Quanto à depilação todos os procedimentos são abrasivos para a pele da vulva, sendo algumas técnicas um pouco mais agressivas. Seguem em ordem decrescente as técnicas e o seu poder de abrasão: lâmina, cera, creme depilatório, depilador elétrico e por fim a depilação definitiva. Para as pacientes com pele mais sensível vale a premissa de manter os pelos pubianos bem curtos, para não acarretar em prejuízo da higiene genital.

Higiene íntima após relações sexuais

Após o ato sexual sempre higienizar com água e produto de higiene intima evitando o uso de duchas vaginais.Vale ressaltar que muitos corrimentos são disparados após o ato sexual não por transmissão de bactérias pelo parceiro, mas pelo simples fato de o sêmen modificar o pH vaginal, propiciando ao desequilíbrio interno da flora pré-existente. Muita atenção também ao uso de lubrificantes vaginais e outros produtos/brinquedos sexuais que podem também desencadear respostas alérgicas ou pequenos traumas com processos inflamatórios desconfortáveis.

Roupas

Sempre que possível evitar o uso prolongado de roupas justas e calcinhas feitas de materiais sintéticos que levam prejuízo à ventilação da genitália, aumentando a umidade local. Vale destacar que muitas vezes as calcinhas são condenadas, porém as calcas justas de jeans, as calcas de leggy são tão prejudiciais quanto às calcinhas sintéticas, por isso sempre que possível use e abuse de saias, vestidos que permitem equilíbrio mais favorável da região.

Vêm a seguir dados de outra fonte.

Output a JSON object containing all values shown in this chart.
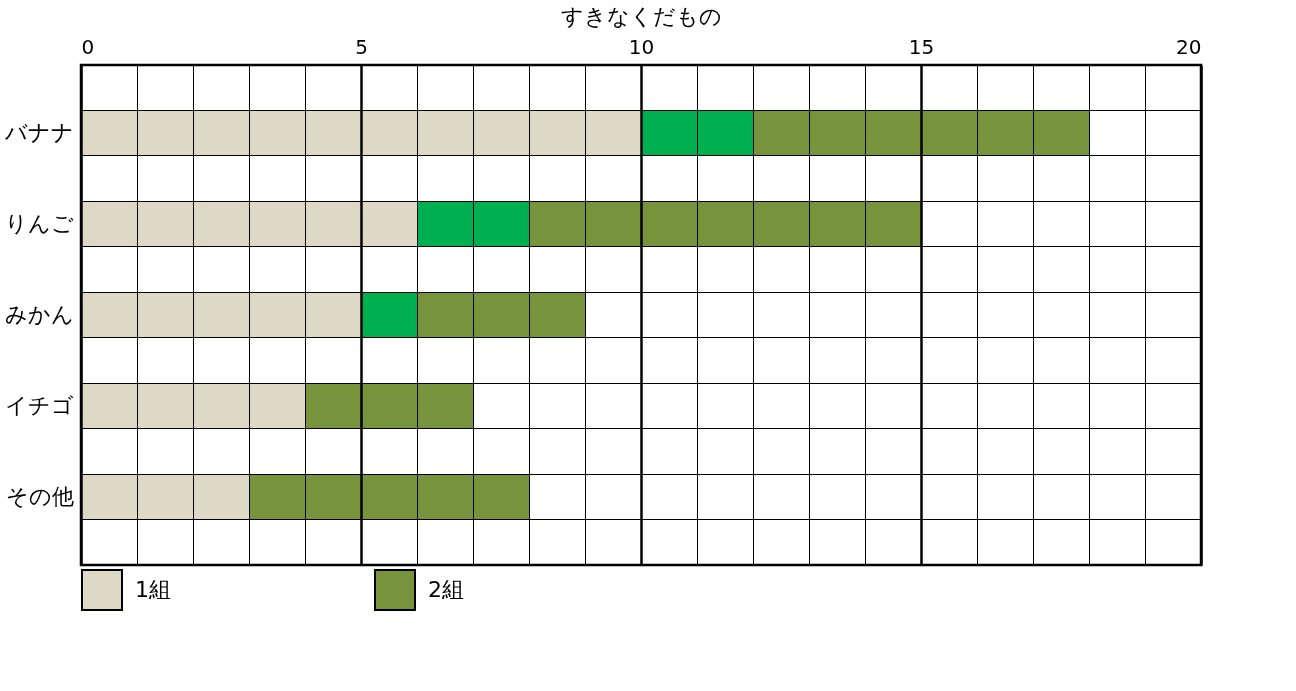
{
  "chart_data": {
    "type": "bar",
    "orientation": "horizontal",
    "stacked": true,
    "title": "すきなくだもの",
    "categories": [
      null,
      "バナナ",
      null,
      "りんご",
      null,
      "みかん",
      null,
      "イチゴ",
      null,
      "その他",
      null
    ],
    "series": [
      {
        "name": "1組",
        "color": "#ddd9c4",
        "values": [
          null,
          10,
          null,
          6,
          null,
          5,
          null,
          4,
          null,
          3,
          null
        ]
      },
      {
        "color": "#00b050",
        "values": [
          null,
          2,
          null,
          2,
          null,
          1,
          null,
          null,
          null,
          null,
          null
        ]
      },
      {
        "name": "2組",
        "color": "#77933c",
        "values": [
          null,
          6,
          null,
          7,
          null,
          3,
          null,
          3,
          null,
          5,
          null
        ]
      }
    ],
    "xlim": [
      0,
      20
    ],
    "xticks": [
      0,
      {
        "value": 1,
        "label": null
      },
      {
        "value": 2,
        "label": null
      },
      {
        "value": 3,
        "label": null
      },
      {
        "value": 4,
        "label": null
      },
      5,
      {
        "value": 6,
        "label": null
      },
      {
        "value": 7,
        "label": null
      },
      {
        "value": 8,
        "label": null
      },
      {
        "value": 9,
        "label": null
      },
      10,
      {
        "value": 11,
        "label": null
      },
      {
        "value": 12,
        "label": null
      },
      {
        "value": 13,
        "label": null
      },
      {
        "value": 14,
        "label": null
      },
      15,
      {
        "value": 16,
        "label": null
      },
      {
        "value": 17,
        "label": null
      },
      {
        "value": 18,
        "label": null
      },
      {
        "value": 19,
        "label": null
      },
      20
    ],
    "grid": true,
    "legend": "bottom"
  }
}
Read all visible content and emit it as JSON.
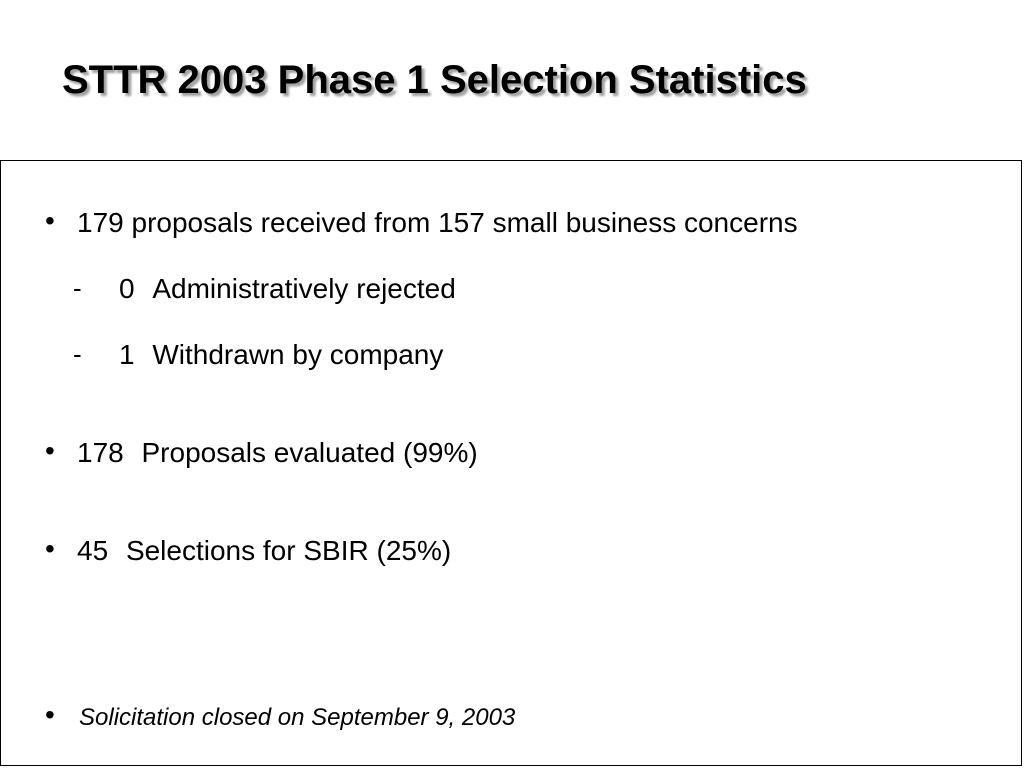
{
  "slide": {
    "title": "STTR 2003 Phase 1 Selection Statistics",
    "bullets": [
      {
        "marker": "•",
        "text": "179 proposals received from 157 small business concerns",
        "subitems": [
          {
            "marker": "-",
            "count": "0",
            "text": "Administratively rejected"
          },
          {
            "marker": "-",
            "count": "1",
            "text": "Withdrawn by company"
          }
        ]
      },
      {
        "marker": "•",
        "count": "178",
        "text": "Proposals evaluated (99%)"
      },
      {
        "marker": "•",
        "count": "45",
        "text": "Selections for SBIR (25%)"
      },
      {
        "marker": "•",
        "text": "Solicitation closed on September 9, 2003"
      }
    ]
  }
}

Para as mulheres na pós-menopausa a higienização deve ocorrer no máximo duas vezes por dia, já que as alterações hormonais presentes nesse período não só modificam a flora vaginal preexistente como também deixam os tecidos mais finos, propiciando o ressecamento vaginal e fissuras, com dor no ato sexual e muitas vezes mesmo sem atividade sexual, pelo simples contato da pele com a transpiração ou com a própria urina. Para esse grupo de mulheres vale o uso de hidratantes vaginais ou hormonioterapia tópica, desde que sem contraindicações médicas para essa prescrição.

A saúde da mulher, e porque não também do casal transpassa pela higiene genital adequada, por isso não negligencie as suas dúvidas, procure o ginecologista e previna maiores desconfortos.